Two of the most widely used plastics in the world today are polyethylene, also known as PE, and polypropylene, otherwise known as PP.
These two plastics are commonly used for very similar applications. Despite this, and despite their similar names, there are some key differences between the two that affect their suitability in commercial and industrial applications.
Chemical Differences Between PE and PP
Polyethylene and polypropylene have very similar chemical structures, and they are both thermoplastic polymers known as polyolefins.
Polyethylene is a repeated chain of hydrogen and carbon monomers. This allows it to be produced in structures like LLDPE (linear low-density polyethylene) that offer excellent tensile strength and flexibility.
Polypropylene is a polyolefin produced through the juncture of multiple propylene (C3H4) monomers. It is more rigid and durable than polyethylene.
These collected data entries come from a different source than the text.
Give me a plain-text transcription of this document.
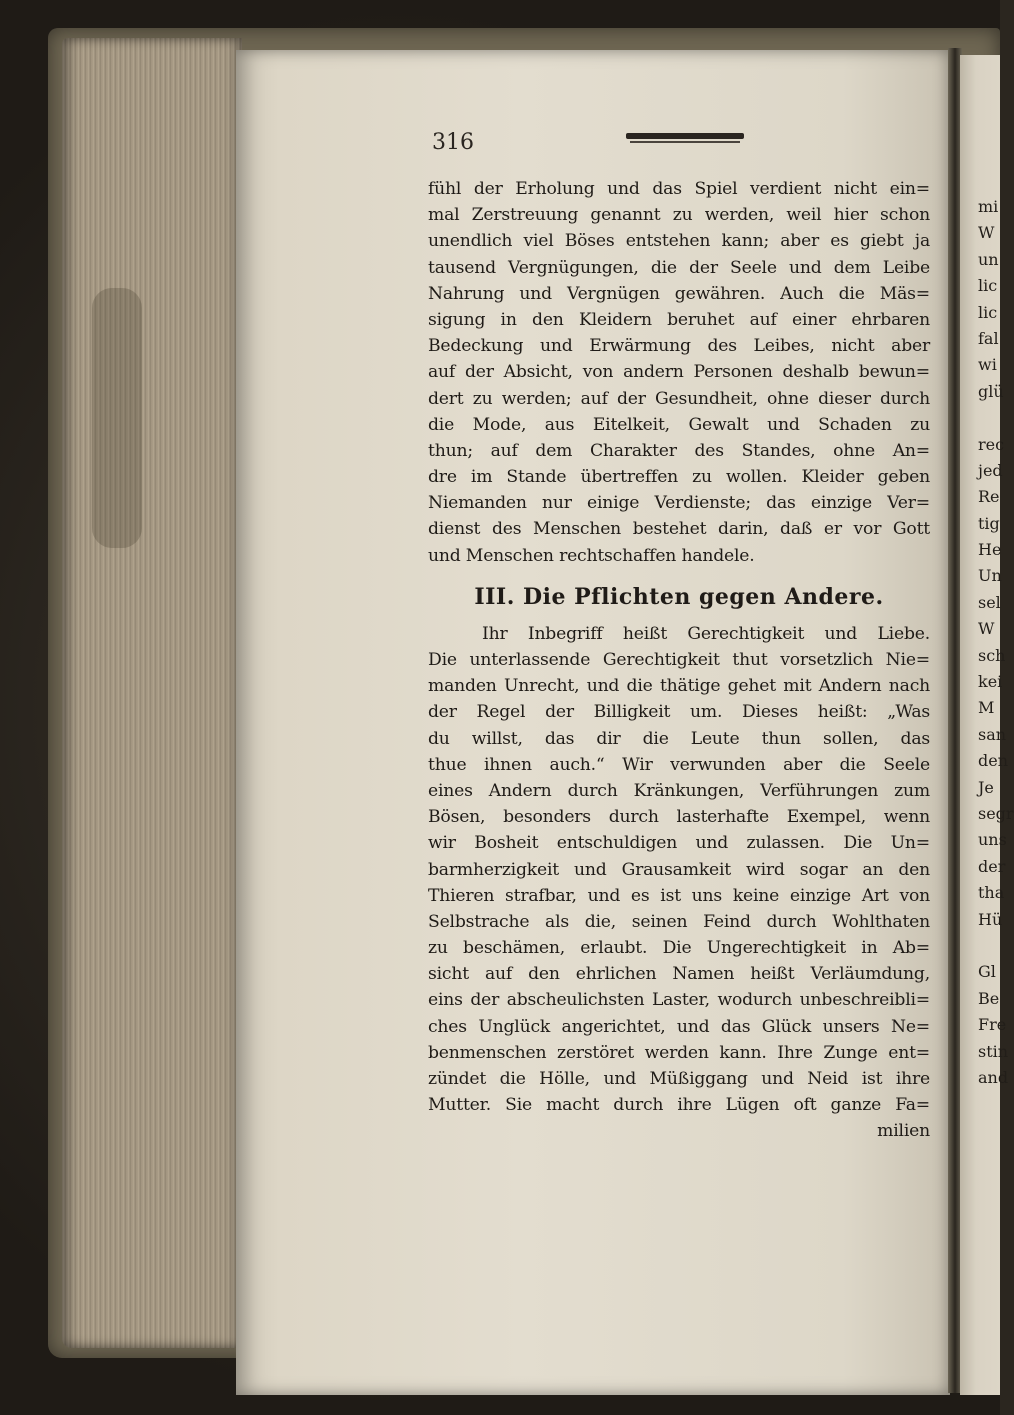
316
fühl der Erholung und das Spiel verdient nicht ein=
mal Zerstreuung genannt zu werden, weil hier schon
unendlich viel Böses entstehen kann; aber es giebt ja
tausend Vergnügungen, die der Seele und dem Leibe
Nahrung und Vergnügen gewähren. Auch die Mäs=
sigung in den Kleidern beruhet auf einer ehrbaren
Bedeckung und Erwärmung des Leibes, nicht aber
auf der Absicht, von andern Personen deshalb bewun=
dert zu werden; auf der Gesundheit, ohne dieser durch
die Mode, aus Eitelkeit, Gewalt und Schaden zu
thun; auf dem Charakter des Standes, ohne An=
dre im Stande übertreffen zu wollen. Kleider geben
Niemanden nur einige Verdienste; das einzige Ver=
dienst des Menschen bestehet darin, daß er vor Gott
und Menschen rechtschaffen handele.
III. Die Pflichten gegen Andere.
Ihr Inbegriff heißt Gerechtigkeit und Liebe.
Die unterlassende Gerechtigkeit thut vorsetzlich Nie=
manden Unrecht, und die thätige gehet mit Andern nach
der Regel der Billigkeit um. Dieses heißt: „Was
du willst, das dir die Leute thun sollen, das
thue ihnen auch.“ Wir verwunden aber die Seele
eines Andern durch Kränkungen, Verführungen zum
Bösen, besonders durch lasterhafte Exempel, wenn
wir Bosheit entschuldigen und zulassen. Die Un=
barmherzigkeit und Grausamkeit wird sogar an den
Thieren strafbar, und es ist uns keine einzige Art von
Selbstrache als die, seinen Feind durch Wohlthaten
zu beschämen, erlaubt. Die Ungerechtigkeit in Ab=
sicht auf den ehrlichen Namen heißt Verläumdung,
eins der abscheulichsten Laster, wodurch unbeschreibli=
ches Unglück angerichtet, und das Glück unsers Ne=
benmenschen zerstöret werden kann. Ihre Zunge ent=
zündet die Hölle, und Müßiggang und Neid ist ihre
Mutter. Sie macht durch ihre Lügen oft ganze Fa=
milien
mi
W
un
lic
lic
fal
wi
glü
rec
jed
Re
tig
He
Un
sel
W
sch
kei
M
san
den
Je
segr
uns
der
tha
Hü
Gl
Be
Fre
stin
and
Both are very affordable and are thermoplastics, which means they can be heated and re-formed according to the needs of the application.
So how do these chemical differences affect the utility of each polymer?
How Does This Affect Packaging?
When it comes to producing packaging and other materials from these two thermoplastics, it’s important for users and producers to recognize that polypropylene can withstand higher temperatures than polyethylene.
Polypropylene is stable to temperatures as high as 338℉. Polyethylene is only stable up to 239℉, and often starts to melt at lower temperatures closer to 221℉.
However, the reverse is also true. Polyethylene retains its physical properties at much lower temperatures than polypropylene. PE remains flexible to temperatures as low as -112℉, over 130° lower than polypropylene will tolerate, which becomes brittle at 32℉.
When it comes to resistance to wear, tear, and puncturing, polyethylene takes the lead. It is more flexible, more puncture resistant, and stretches more readily than it tears.
However, with that said, polypropylene is harder and more rigid than polyethylene. Polypropylene also exhibits better resistance to harsh chemicals like acid than polyethylene.
Both are exceptionally resistant to moisture. Both are also susceptible to damage arising from exposure to high levels of UV radiation. They can also both be recycled, however, polyethylene is recycled with greater frequency than polypropylene.
Despite their differences, both PE and PP are widely used in food packaging, various consumer goods, cordage, buckets, bottles, jugs, and tanks.
Because of its excellent chemical and moisture resistance, easy recyclability, low cost, flexibility, and strength, polyethylene is one of the most widely used plastics in the world for food and other commercial packaging.
How Does This Affect Packaging Materials Like Flat Poly Bags on Rolls?
For the reasons mentioned throughout this article, many businesses in commercial and industrial verticals choose polyethylene packaging materials, such as flat poly bags on rolls, for their business needs.